Par Élodie Keyah.
Dans un entretien au Nouvelobs, l’économiste Éloi Laurent s’étonne que la défense du pouvoir d’achat fasse consensus à l’heure des crises écologiques qui ne seraient, selon lui, que « le fruit empoisonné de notre pouvoir de tout acheter ». De la même manière, c’est dans une tribune de Reporterre que le pouvoir d’achat est accusé d’être un concept anti-écolo, voire même une forme de réductionnisme stérile pour l’être humain.
Cette vision animiste de la nature couplée à une rhétorique chrétienne culpabilisante n’est pas nouvelle. Dans le passé, les grandes crises ont souvent été accompagnées d’une intensification du phénomène religieux. Ainsi, c’est au XIVe siècle, en pleine peste noire, que le mouvement des flagellants prit de l’ampleur. Face aux maux qui accablaient les populations, des fidèles se flagellaient publiquement en guise d’expiation – persuadés que leur malheur était la conséquence d’un châtiment divin.

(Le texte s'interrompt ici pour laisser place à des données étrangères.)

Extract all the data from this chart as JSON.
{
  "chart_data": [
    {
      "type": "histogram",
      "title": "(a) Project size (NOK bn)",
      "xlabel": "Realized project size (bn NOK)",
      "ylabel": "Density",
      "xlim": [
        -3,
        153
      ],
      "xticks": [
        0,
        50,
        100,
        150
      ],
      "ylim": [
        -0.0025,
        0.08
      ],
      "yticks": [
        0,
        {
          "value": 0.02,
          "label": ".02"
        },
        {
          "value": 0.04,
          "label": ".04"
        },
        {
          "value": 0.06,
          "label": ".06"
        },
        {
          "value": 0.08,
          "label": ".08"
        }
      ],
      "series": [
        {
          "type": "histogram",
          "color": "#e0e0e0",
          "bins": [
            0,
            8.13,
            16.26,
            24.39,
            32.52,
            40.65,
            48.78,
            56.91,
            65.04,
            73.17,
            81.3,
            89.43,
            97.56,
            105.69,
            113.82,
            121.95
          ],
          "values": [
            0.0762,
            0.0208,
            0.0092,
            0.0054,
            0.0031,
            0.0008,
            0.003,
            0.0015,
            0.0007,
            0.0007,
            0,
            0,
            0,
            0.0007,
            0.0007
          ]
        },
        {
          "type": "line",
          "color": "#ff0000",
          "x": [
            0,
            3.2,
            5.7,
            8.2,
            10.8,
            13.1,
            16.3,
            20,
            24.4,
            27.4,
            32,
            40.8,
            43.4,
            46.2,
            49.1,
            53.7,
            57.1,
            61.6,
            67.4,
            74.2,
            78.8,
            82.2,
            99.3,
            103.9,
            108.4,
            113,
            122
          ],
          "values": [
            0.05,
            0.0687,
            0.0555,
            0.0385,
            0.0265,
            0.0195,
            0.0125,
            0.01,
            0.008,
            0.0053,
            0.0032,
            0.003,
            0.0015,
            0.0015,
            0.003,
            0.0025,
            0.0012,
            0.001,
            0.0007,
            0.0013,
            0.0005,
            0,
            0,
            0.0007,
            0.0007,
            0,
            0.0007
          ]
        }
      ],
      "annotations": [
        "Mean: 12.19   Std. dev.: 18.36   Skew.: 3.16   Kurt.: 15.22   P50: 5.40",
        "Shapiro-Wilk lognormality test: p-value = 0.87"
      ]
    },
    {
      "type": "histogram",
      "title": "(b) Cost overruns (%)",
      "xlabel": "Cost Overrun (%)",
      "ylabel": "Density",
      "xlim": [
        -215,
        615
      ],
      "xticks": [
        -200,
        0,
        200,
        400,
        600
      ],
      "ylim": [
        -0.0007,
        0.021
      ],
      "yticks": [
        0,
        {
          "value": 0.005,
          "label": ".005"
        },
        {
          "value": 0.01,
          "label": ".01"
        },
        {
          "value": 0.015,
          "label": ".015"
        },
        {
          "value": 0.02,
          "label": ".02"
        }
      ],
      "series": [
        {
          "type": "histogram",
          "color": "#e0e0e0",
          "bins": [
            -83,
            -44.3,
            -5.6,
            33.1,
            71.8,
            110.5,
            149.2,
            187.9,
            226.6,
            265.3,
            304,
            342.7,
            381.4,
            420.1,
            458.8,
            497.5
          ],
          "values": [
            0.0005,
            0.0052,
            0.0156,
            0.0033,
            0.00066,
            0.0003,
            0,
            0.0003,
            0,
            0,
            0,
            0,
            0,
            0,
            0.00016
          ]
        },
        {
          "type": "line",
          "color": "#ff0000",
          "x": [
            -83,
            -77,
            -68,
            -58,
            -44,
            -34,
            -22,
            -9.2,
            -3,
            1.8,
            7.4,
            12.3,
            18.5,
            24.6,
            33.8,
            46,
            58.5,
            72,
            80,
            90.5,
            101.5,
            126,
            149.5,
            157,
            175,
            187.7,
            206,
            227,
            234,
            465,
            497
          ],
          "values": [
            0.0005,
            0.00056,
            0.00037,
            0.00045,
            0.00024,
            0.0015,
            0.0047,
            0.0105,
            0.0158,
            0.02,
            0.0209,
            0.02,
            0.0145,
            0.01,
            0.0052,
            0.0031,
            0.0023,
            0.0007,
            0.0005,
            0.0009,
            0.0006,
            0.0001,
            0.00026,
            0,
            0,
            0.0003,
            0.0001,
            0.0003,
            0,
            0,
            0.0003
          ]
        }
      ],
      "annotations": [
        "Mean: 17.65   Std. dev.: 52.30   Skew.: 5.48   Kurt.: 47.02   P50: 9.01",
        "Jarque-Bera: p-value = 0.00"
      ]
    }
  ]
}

Faut-il donc voir les dernières sécheresses, incendies massifs et pénuries d’eau potable en France comme la résurgence du même phénomène ?
En réalité, ces critiques ne sont pas tant animées par le désir de protection environnementale que par la haine récurrente de la société de consommation – notion péjorative pour désigner l’abondance et le confort de vie caractéristique des sociétés occidentales. La conception communément admise consiste simplement à dire que le niveau de revenu moyen est suffisamment élevé pour satisfaire une marge toujours plus grande de besoins – que certains jugeront superflus selon leurs critères subjectifs, à l’instar du philosophe Ivan Illich.
Figure de l’écologie politique, ce dernier fait la promotion de « l’austérité joyeuse » : la paupérisation est jugée davantage souhaitable à un niveau de vie plus élevé dans une société libérale – quitte à ce que les plus démunis meurent de faim. Empreint d’une vision platonicienne à l’image d’une société idéale décrétée par une élite savante, Illich fait preuve d’une prétention toute socialiste à connaître les besoins des individus mieux qu’eux-mêmes, au nom d’un mode de vie qu’il faudrait imposer à tous.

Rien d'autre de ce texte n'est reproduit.